Son yıllarda kadınlara yönelik şiddetin artışıyla paralellik gösteren “kadına yönelik şiddet” konulu kısa film yarışmalarının işe yaramazlıktan, utanmazlığa, ölü seviciliğe, duygu/duyar sömürüsüne kayan samimiyetsizliklerin ne kadar da eril olduğu gözden kaçabiliyor. Kadına yönelik şiddeti ve genel olarak kadınların maruz bırakıldığı geri kafalılıkları bağırgan bir halde lanetleyen, tepkisini “ilk” ve “en” olarak dile getirmek için koşuşturan insanımsıların diyarında günün birinde kadına yönelik şiddet gerçekten tarih olduğunda söz konusu tiplemelerin nasıl da işsiz kalacaklarını düşünmeli. Sırf susacak olmaları bile tarihsel ilerlemeyi sürdürmemiz için tek başına ikna edici bir sebep gibi. Duyarlılık gösterisi ve yardım eli uzatma/yanında olma çığırtışı nasıl ki koskoca bir kıtayı, Afrika’yı, açlıktan başka bir söz ve imajla akla getirilemeyecek bir kalıba soktuysa, kadınlar için de zaten olması gereken tüm haklar da giderek kaybedilen mevziler neticesinde günün birinde lütuf ve kazanım etkisi kazanacak. Buna karşı bir imaj hatta geliştirmek ve dişil gelişkinliği ve de dişil üstünlüğü aşikârca ifade etmek tahmin edileceği üzere erillikten – neyse ki – nasibini almamış sanatçılar tarafından gerçekleştiriliyor.
8 Mart Dünya Emekçi Kadınlar Günü’nü, ilk olarak 7. Uluslararası Uşak Kısa Film Festivali’nde*, Asya Prömiyeri esnasında izleme şansına eriştiğimiz, Zhannat Alshanova’nın yönettiği Paola Makes a Wish ile kutlarken filmin dişi bakış açısının keyifli, kaba, saf, hınzır, yaşam dolu gücünü yansıtışıyla canlanıyor ve gülümsüyoruz. İşinde gücünde bir halde gözlemlediğimiz ve film boyunca sabit bir çekim ölçeğinde, tek bir kelime etmeyen ana karakter Paola’nın, kulak misafirliğiyle aydınlanan cinsel farkındalığı, tüm doğallığıyla izleyiciye de haz dolu bir sıçrayış yaparken, yönetmenin minimalist biçiminin, tüm bu seksüelliği dolaysız kılmak için tercih ettiğini hissediyoruz.

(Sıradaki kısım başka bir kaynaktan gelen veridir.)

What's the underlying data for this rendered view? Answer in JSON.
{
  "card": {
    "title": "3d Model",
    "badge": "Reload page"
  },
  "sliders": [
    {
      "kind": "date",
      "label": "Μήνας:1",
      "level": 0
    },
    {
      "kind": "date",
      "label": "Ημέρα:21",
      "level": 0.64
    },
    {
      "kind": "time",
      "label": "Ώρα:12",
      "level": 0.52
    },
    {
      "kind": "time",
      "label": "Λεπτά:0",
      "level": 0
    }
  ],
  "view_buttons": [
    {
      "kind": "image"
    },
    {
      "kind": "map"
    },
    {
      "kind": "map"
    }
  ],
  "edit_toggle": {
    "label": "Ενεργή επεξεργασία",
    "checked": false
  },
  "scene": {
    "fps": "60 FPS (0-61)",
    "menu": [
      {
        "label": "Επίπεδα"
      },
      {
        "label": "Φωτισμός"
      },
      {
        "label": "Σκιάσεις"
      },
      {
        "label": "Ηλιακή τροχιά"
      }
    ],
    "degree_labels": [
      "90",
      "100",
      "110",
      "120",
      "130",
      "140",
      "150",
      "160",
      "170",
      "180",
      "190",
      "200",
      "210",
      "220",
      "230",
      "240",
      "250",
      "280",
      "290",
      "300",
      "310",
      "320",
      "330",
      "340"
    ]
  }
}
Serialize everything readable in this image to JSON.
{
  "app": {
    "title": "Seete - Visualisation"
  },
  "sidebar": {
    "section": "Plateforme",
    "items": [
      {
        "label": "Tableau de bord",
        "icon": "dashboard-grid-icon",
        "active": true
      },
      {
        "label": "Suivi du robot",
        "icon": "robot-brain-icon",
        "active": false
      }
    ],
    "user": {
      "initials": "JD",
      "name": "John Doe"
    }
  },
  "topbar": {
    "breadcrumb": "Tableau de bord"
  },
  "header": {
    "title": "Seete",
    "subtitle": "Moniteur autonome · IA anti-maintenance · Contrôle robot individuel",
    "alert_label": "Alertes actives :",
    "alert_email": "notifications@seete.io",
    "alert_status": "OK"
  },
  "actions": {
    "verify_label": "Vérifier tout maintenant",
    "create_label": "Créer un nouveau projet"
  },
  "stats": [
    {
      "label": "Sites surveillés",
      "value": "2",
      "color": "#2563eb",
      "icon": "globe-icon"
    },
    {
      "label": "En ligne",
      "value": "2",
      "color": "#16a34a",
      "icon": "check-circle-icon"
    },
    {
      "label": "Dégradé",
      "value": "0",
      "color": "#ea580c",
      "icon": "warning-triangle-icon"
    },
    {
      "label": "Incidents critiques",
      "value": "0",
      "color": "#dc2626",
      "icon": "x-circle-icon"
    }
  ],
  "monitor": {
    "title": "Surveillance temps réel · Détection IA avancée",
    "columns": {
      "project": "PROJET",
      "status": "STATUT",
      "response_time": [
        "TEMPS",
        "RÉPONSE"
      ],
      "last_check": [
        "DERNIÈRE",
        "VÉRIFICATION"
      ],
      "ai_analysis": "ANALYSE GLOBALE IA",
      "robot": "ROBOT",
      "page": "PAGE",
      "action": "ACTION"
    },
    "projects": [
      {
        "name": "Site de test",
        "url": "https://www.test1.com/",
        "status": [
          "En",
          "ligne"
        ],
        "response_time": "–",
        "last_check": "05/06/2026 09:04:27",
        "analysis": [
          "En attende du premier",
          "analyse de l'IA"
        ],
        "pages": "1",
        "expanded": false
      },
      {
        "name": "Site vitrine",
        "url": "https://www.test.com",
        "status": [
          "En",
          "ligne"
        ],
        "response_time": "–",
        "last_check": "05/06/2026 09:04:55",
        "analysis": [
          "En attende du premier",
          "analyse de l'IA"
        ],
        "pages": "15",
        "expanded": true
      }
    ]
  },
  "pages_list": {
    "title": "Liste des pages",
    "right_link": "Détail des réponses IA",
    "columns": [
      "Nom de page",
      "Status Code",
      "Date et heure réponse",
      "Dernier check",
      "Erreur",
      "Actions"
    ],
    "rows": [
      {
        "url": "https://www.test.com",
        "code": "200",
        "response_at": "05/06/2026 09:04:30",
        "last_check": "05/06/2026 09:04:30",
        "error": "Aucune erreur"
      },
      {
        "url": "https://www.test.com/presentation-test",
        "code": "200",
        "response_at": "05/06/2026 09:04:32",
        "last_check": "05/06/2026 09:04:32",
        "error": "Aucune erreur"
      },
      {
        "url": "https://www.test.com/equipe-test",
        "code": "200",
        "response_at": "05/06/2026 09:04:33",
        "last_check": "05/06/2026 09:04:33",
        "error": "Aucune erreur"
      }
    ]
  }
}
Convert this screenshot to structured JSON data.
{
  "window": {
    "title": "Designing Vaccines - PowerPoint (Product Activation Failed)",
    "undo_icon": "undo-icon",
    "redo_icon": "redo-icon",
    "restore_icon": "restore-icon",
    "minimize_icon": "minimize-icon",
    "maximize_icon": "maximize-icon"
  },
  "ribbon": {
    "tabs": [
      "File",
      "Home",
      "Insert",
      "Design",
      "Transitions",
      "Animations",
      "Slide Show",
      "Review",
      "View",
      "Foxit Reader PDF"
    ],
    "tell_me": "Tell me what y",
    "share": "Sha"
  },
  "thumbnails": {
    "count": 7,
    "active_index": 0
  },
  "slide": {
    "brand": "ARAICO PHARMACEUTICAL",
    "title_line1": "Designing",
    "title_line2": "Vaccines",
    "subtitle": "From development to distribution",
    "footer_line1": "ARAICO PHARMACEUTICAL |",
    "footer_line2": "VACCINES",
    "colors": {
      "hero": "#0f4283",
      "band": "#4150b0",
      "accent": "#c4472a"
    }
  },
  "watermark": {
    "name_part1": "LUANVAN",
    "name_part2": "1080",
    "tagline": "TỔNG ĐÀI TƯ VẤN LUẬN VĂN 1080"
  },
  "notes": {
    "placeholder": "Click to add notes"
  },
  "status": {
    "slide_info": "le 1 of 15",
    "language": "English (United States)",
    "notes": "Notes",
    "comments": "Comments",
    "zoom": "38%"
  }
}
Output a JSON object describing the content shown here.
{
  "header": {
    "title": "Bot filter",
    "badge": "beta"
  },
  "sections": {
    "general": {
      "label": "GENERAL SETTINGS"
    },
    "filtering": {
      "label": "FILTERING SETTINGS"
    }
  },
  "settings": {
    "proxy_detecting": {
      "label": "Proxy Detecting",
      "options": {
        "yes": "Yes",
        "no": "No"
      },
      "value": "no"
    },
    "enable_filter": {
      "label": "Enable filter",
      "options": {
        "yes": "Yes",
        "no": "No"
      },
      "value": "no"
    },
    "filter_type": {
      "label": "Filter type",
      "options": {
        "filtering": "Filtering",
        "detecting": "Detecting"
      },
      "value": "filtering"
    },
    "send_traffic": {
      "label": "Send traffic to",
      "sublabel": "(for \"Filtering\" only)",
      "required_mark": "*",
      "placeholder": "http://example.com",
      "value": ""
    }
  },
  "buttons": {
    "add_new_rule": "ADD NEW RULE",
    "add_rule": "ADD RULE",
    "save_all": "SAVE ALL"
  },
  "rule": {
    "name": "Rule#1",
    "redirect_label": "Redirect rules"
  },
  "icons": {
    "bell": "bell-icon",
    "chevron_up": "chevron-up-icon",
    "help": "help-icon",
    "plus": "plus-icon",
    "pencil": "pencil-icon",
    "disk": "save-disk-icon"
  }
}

Locarno Film Festivali’nde, dünyaca ünlü yönetmen Béla Tarr’ın düzenlediği atölyede filizlenen Paola Makes a Wish, küresel ölçekte hemen her kültürde sansür ve oto sansüre uğrayan cinsel keşif sohbetlerini filtresiz, abartısız, olaysız fakat büyük bir zevkle aktararak başka 8 Martların mümkünlüğünde, günün birinde 8 Marta ihtiyaç duyulmayacak bir gelecek hayalinde, şimdiki zamanın hayal gücünden sakınarak lüksleştirdiklerini üzerimize bir güzel boşaltıyor…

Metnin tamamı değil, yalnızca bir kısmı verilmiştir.